Addressing the collapse of Wall Street giants A.I.G. and Lehman Brothers in a press conference today, Michael Bloomberg said that the city is prepared to deal with lost revenue and repeatedly emphasized that the city will take steps to preserve its quality of life, which he said has buoyed New York in other times of financial hardship.
“New York continues to be a place where people want to live and that makes it a city where companies need to be. If we allow our quality of life to slip, we will do nothing but hurt our competitive advantage, and we’re not going to let that happen,” Bloomberg said. At City Hall, he was making his first public comments since he canceled a planned trip to California and stayed in New York over the weekend to deal with the financial crisis.
Bloomberg made references to policing the streets, investing in cultural institutions and maintaining parks, but did not specify what it would take to maintain those services at adequate levels, or what other areas of the city’s budget may need to be trimmed to adjust for lost tax revenue.

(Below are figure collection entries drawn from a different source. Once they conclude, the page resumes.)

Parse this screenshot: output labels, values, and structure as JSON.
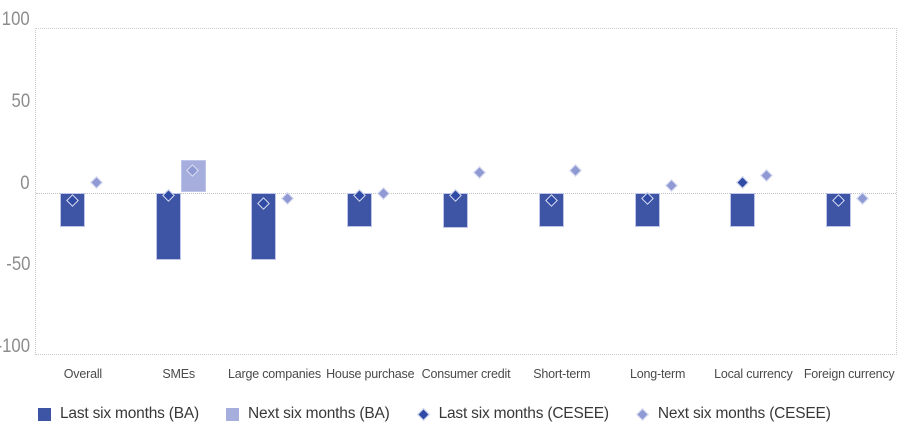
{
  "chart_data": {
    "type": "bar",
    "subtype": "grouped bars with diamond scatter overlay (net percentages)",
    "title": "",
    "xlabel": "",
    "ylabel": "",
    "categories": [
      "Overall",
      "SMEs",
      "Large companies",
      "House purchase",
      "Consumer credit",
      "Short-term",
      "Long-term",
      "Local currency",
      "Foreign currency"
    ],
    "series": [
      {
        "name": "Last six months (BA)",
        "type": "bar",
        "marker": "square",
        "color": "#3E54A4",
        "values": [
          -21,
          -41,
          -41,
          -21,
          -22,
          -21,
          -21,
          -21,
          -21
        ]
      },
      {
        "name": "Next six months (BA)",
        "type": "bar",
        "marker": "square",
        "color": "#A5AEDD",
        "values": [
          0,
          20,
          0,
          0,
          0,
          0,
          0,
          0,
          0
        ]
      },
      {
        "name": "Last six months (CESEE)",
        "type": "scatter",
        "marker": "diamond",
        "color": "#2F4BA6",
        "values": [
          -5,
          -2,
          -7,
          -2,
          -2,
          -5,
          -4,
          6,
          -5
        ]
      },
      {
        "name": "Next six months (CESEE)",
        "type": "scatter",
        "marker": "diamond",
        "color": "#8F99D4",
        "values": [
          6,
          13,
          -4,
          -1,
          12,
          13,
          4,
          10,
          -4
        ]
      }
    ],
    "ylim": [
      -100,
      100
    ],
    "yticks": [
      100,
      50,
      0,
      -50,
      -100
    ],
    "grid": "dotted plot border and dotted zero line only",
    "legend_position": "bottom"
  },
  "palette": {
    "bg": "#FFFFFF",
    "plot-border": "#CBCBCB",
    "zero-line": "#C2C2C2",
    "bar-border": "#BEC5E9",
    "marker-stroke": "#DDE1F2",
    "ytick-text": "#8C8C8C",
    "xlabel-text": "#4A4A4A",
    "legend-text": "#383838"
  }
}
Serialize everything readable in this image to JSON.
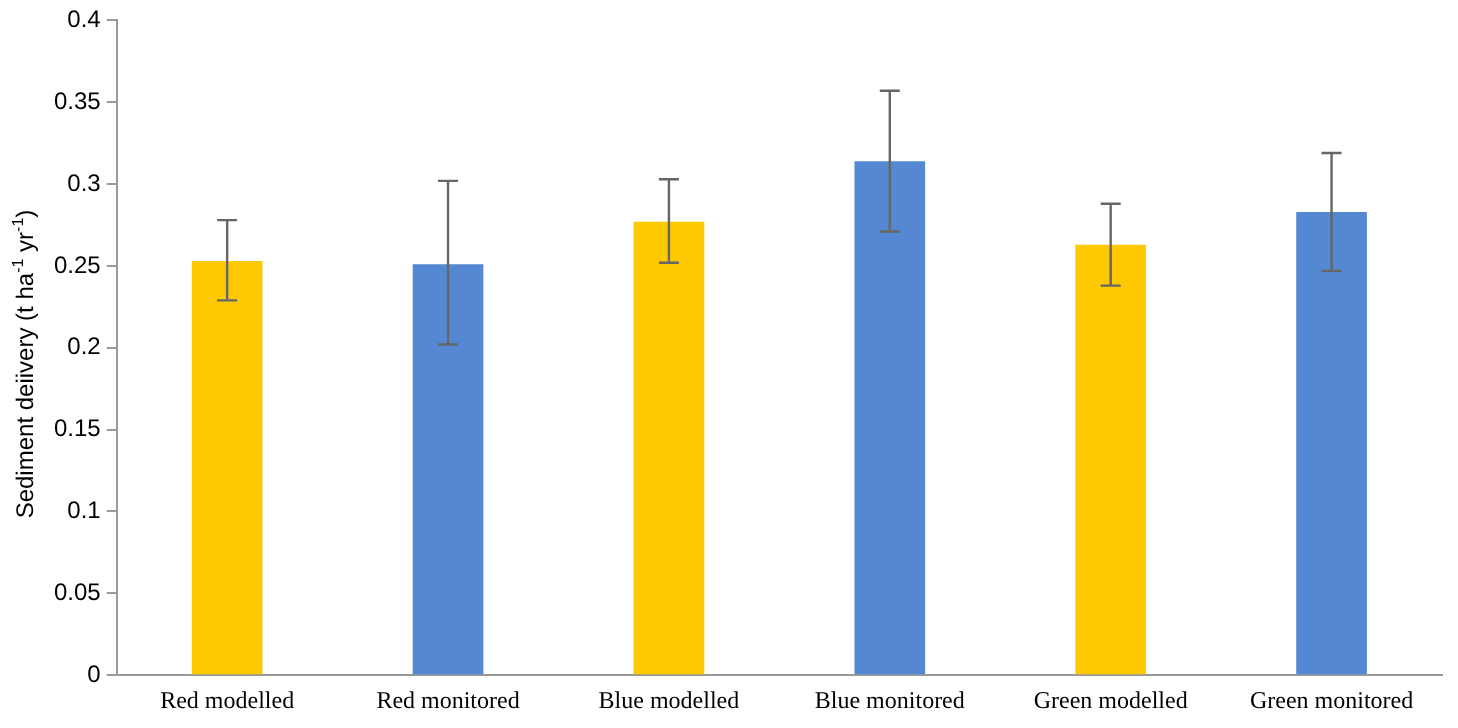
{
  "chart_data": {
    "type": "bar",
    "ylabel": "Sediment deiivery (t ha$^{-1}$ yr$^{-1}$)",
    "categories": [
      "Red modelled",
      "Red monitored",
      "Blue modelled",
      "Blue monitored",
      "Green modelled",
      "Green monitored"
    ],
    "values": [
      0.253,
      0.251,
      0.277,
      0.314,
      0.263,
      0.283
    ],
    "colors": [
      "#fec901",
      "#5588d3",
      "#fec901",
      "#5588d3",
      "#fec901",
      "#5588d3"
    ],
    "errors": [
      [
        0.229,
        0.278
      ],
      [
        0.202,
        0.302
      ],
      [
        0.252,
        0.303
      ],
      [
        0.271,
        0.357
      ],
      [
        0.238,
        0.288
      ],
      [
        0.247,
        0.319
      ]
    ],
    "ylim": [
      0,
      0.4
    ],
    "yticks": [
      0,
      0.05,
      0.1,
      0.15,
      0.2,
      0.25,
      0.3,
      0.35,
      0.4
    ],
    "grid": false,
    "legend": false
  }
}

With City Council Speaker Christine Quinn and City Comptroller Bill Thompson behind him, Bloomberg said the city’s current budget will remain intact, because it was crafted with the anticipation of major losses from Wall Street firms this year.
“As of August, you should know city tax revenues are coming in at more or less the levels we projected, meaning the budget remains in balance for fiscal year ‘09, and that our deficit projected for fiscal 2010 is the same, roughly $2.3 billion,” Bloomberg said.
When asked about possibly raising taxes in the future, the mayor said it was too early to discuss it, but added, "We cannot balance the budget just by cutting more. We can do more than we have and we will."